Barbara Loiola, aos 91 anos, continua acompanhando diariamente a colheita e o funcionamento da casa de farinha que transformou em empresa no interior baiano. Moradora de Acajutiba, no sertão da Bahia, ela enfrentou a seca e, a partir da mandioca, construiu um negócio de produção de farinha que se tornou a base de sua renda e de seu patrimônio.

A produção de farinha é conduzida por Barbara com presença constante no campo. Ela acorda cedo todos os dias para supervisionar a roça e as etapas da produção, mantendo a rotina que, segundo relatos, foi fundamental para superar as dificuldades ao longo da vida. O trabalho diário na mandioca e na casa de farinha é o núcleo do empreendimento que ela administra.

O negócio que Barbara toca ilustra o papel da farinha de mandioca na economia regional. Ao acompanhar de perto a colheita e o funcionamento da casa de farinha, ela mantém o controle sobre a produção e sobre a relação entre o trabalho no campo e o processamento do alimento. Essa continuidade de atividade é apontada como elemento central na manutenção do empreendimento e na geração de recursos.

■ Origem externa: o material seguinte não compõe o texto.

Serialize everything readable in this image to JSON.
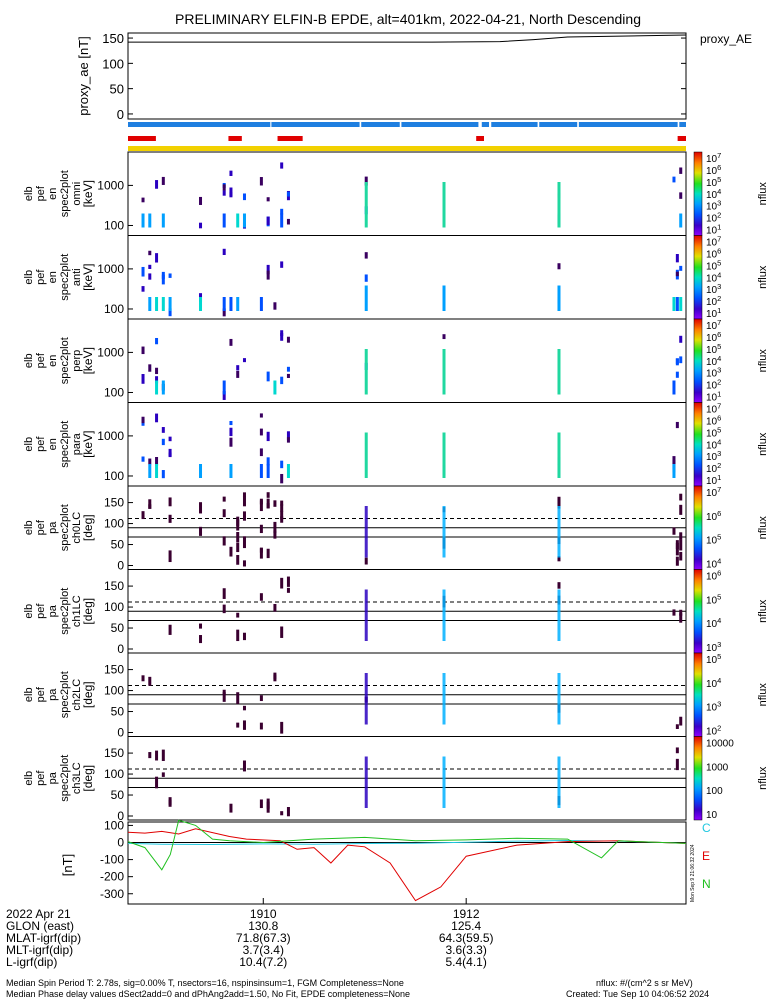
{
  "title": "PRELIMINARY ELFIN-B EPDE, alt=401km, 2022-04-21, North Descending",
  "colors": {
    "white": "#ffffff",
    "black": "#000000",
    "bar_blue": "#1f7fe0",
    "bar_red": "#e00000",
    "bar_yellow": "#f2d100",
    "ae_line": "#000000",
    "mag_C": "#20c8e0",
    "mag_E": "#e00000",
    "mag_N": "#20c020"
  },
  "proxy_panel": {
    "ylabel": "proxy_ae\n[nT]",
    "legend": "proxy_AE",
    "yticks": [
      "150",
      "100",
      "50",
      "0"
    ]
  },
  "flag_bars": {
    "blue_segments": [
      [
        0,
        0.255
      ],
      [
        0.257,
        0.415
      ],
      [
        0.418,
        0.487
      ],
      [
        0.49,
        0.628
      ],
      [
        0.634,
        0.647
      ],
      [
        0.651,
        0.734
      ],
      [
        0.737,
        0.805
      ],
      [
        0.808,
        0.985
      ],
      [
        0.988,
        1
      ]
    ],
    "red_segments": [
      [
        0,
        0.05
      ],
      [
        0.18,
        0.204
      ],
      [
        0.268,
        0.313
      ],
      [
        0.624,
        0.638
      ],
      [
        0.985,
        1
      ]
    ]
  },
  "spec_panels": [
    {
      "ylabel": [
        "elb",
        "pef",
        "en",
        "spec2plot",
        "omni",
        "[keV]"
      ],
      "yticks": [
        "1000",
        "100"
      ],
      "cbar_ticks": [
        "10^7",
        "10^6",
        "10^5",
        "10^4",
        "10^3",
        "10^2",
        "10^1"
      ],
      "cbar_title": "nflux"
    },
    {
      "ylabel": [
        "elb",
        "pef",
        "en",
        "spec2plot",
        "anti",
        "[keV]"
      ],
      "yticks": [
        "1000",
        "100"
      ],
      "cbar_ticks": [
        "10^7",
        "10^6",
        "10^5",
        "10^4",
        "10^3",
        "10^2",
        "10^1"
      ],
      "cbar_title": "nflux"
    },
    {
      "ylabel": [
        "elb",
        "pef",
        "en",
        "spec2plot",
        "perp",
        "[keV]"
      ],
      "yticks": [
        "1000",
        "100"
      ],
      "cbar_ticks": [
        "10^7",
        "10^6",
        "10^5",
        "10^4",
        "10^3",
        "10^2",
        "10^1"
      ],
      "cbar_title": "nflux"
    },
    {
      "ylabel": [
        "elb",
        "pef",
        "en",
        "spec2plot",
        "para",
        "[keV]"
      ],
      "yticks": [
        "1000",
        "100"
      ],
      "cbar_ticks": [
        "10^7",
        "10^6",
        "10^5",
        "10^4",
        "10^3",
        "10^2",
        "10^1"
      ],
      "cbar_title": "nflux"
    }
  ],
  "pa_panels": [
    {
      "ylabel": [
        "elb",
        "pef",
        "pa",
        "spec2plot",
        "ch0LC",
        "[deg]"
      ],
      "yticks": [
        "150",
        "100",
        "50",
        "0"
      ],
      "cbar_ticks": [
        "10^7",
        "10^6",
        "10^5",
        "10^4"
      ],
      "cbar_title": "nflux"
    },
    {
      "ylabel": [
        "elb",
        "pef",
        "pa",
        "spec2plot",
        "ch1LC",
        "[deg]"
      ],
      "yticks": [
        "150",
        "100",
        "50",
        "0"
      ],
      "cbar_ticks": [
        "10^6",
        "10^5",
        "10^4",
        "10^3"
      ],
      "cbar_title": "nflux"
    },
    {
      "ylabel": [
        "elb",
        "pef",
        "pa",
        "spec2plot",
        "ch2LC",
        "[deg]"
      ],
      "yticks": [
        "150",
        "100",
        "50",
        "0"
      ],
      "cbar_ticks": [
        "10^5",
        "10^4",
        "10^3",
        "10^2"
      ],
      "cbar_title": "nflux"
    },
    {
      "ylabel": [
        "elb",
        "pef",
        "pa",
        "spec2plot",
        "ch3LC",
        "[deg]"
      ],
      "yticks": [
        "150",
        "100",
        "50",
        "0"
      ],
      "cbar_ticks": [
        "10000",
        "1000",
        "100",
        "10"
      ],
      "cbar_title": "nflux"
    }
  ],
  "mag_panel": {
    "ylabel": "[nT]",
    "yticks": [
      "100",
      "0",
      "-100",
      "-200",
      "-300"
    ],
    "legend": [
      "C",
      "E",
      "N"
    ],
    "side_text": "Mon Sep 9 21:06:32 2024"
  },
  "footer": {
    "rows": [
      {
        "label": "2022 Apr 21",
        "v1": "1910",
        "v2": "1912"
      },
      {
        "label": "GLON (east)",
        "v1": "130.8",
        "v2": "125.4"
      },
      {
        "label": "MLAT-igrf(dip)",
        "v1": "71.8(67.3)",
        "v2": "64.3(59.5)"
      },
      {
        "label": "MLT-igrf(dip)",
        "v1": "3.7(3.4)",
        "v2": "3.6(3.3)"
      },
      {
        "label": "L-igrf(dip)",
        "v1": "10.4(7.2)",
        "v2": "5.4(4.1)"
      }
    ],
    "note1": "Median Spin Period T: 2.78s, sig=0.00% T, nsectors=16, nspinsinsum=1, FGM Completeness=None",
    "note2": "Median Phase delay values dSect2add=0 and dPhAng2add=1.50, No Fit, EPDE completeness=None",
    "units": "nflux: #/(cm^2 s sr MeV)",
    "created": "Created: Tue Sep 10 04:06:52 2024"
  },
  "chart_data": {
    "type": "line",
    "x_axis": {
      "unit": "UT hhmm",
      "range": [
        "1908:40",
        "1914:10"
      ],
      "labeled_ticks": [
        "1910",
        "1912"
      ]
    },
    "proxy_ae": {
      "ylim": [
        -10,
        160
      ],
      "x": [
        "1908:40",
        "1911:40",
        "1912:20",
        "1912:40",
        "1913:00",
        "1914:10"
      ],
      "values": [
        142,
        142,
        143,
        147,
        152,
        156
      ]
    },
    "mag_dB": {
      "ylim": [
        -360,
        120
      ],
      "series": [
        {
          "name": "C",
          "x": [
            "1908:40",
            "1909:00",
            "1909:30",
            "1910:00",
            "1910:30",
            "1911:00",
            "1911:30",
            "1912:00",
            "1912:30",
            "1913:00",
            "1913:30",
            "1914:10"
          ],
          "values": [
            -5,
            -10,
            -12,
            -8,
            -10,
            -6,
            -4,
            2,
            8,
            12,
            8,
            -4
          ]
        },
        {
          "name": "E",
          "x": [
            "1908:40",
            "1908:50",
            "1909:00",
            "1909:10",
            "1909:20",
            "1909:40",
            "1909:50",
            "1910:10",
            "1910:20",
            "1910:30",
            "1910:40",
            "1910:50",
            "1911:00",
            "1911:15",
            "1911:30",
            "1911:45",
            "1912:00",
            "1912:30",
            "1913:00",
            "1913:30",
            "1914:10"
          ],
          "values": [
            60,
            55,
            65,
            50,
            80,
            35,
            20,
            10,
            -40,
            -30,
            -120,
            -15,
            -25,
            -120,
            -340,
            -260,
            -80,
            -15,
            5,
            10,
            -5
          ]
        },
        {
          "name": "N",
          "x": [
            "1908:40",
            "1908:50",
            "1909:00",
            "1909:05",
            "1909:10",
            "1909:20",
            "1909:30",
            "1909:40",
            "1910:00",
            "1910:30",
            "1911:00",
            "1911:30",
            "1912:00",
            "1912:30",
            "1913:00",
            "1913:20",
            "1913:30",
            "1914:10"
          ],
          "values": [
            5,
            -30,
            -160,
            -70,
            130,
            100,
            20,
            10,
            0,
            20,
            30,
            10,
            15,
            25,
            20,
            -90,
            10,
            -5
          ]
        }
      ]
    },
    "spectrogram_colorbar": {
      "scale": "log",
      "range": [
        10,
        10000000
      ],
      "colormap": "rainbow"
    }
  }
}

Mesmo aos 91 anos, a rotina de acordar cedo e supervisionar as tarefas no campo e na casa de farinha permanece inalterada. A trajetória de quem enfrentou períodos de seca no sertão, criou dezenas de filhos adotivos e conseguiu consolidar um patrimônio com a venda de farinha está vinculada ao cotidiano de trabalho e ao gerenciamento direto das etapas produtivas.

Imagem: Wikimedia Commons

O exemplo de Barbara destaca a relação entre pequeno agronegócio familiar e a sustentação econômica de localidades no Nordeste, ao mesmo tempo em que reflete a persistência de uma produtora rural que não abriu mão da rotina que a acompanhou por toda a vida.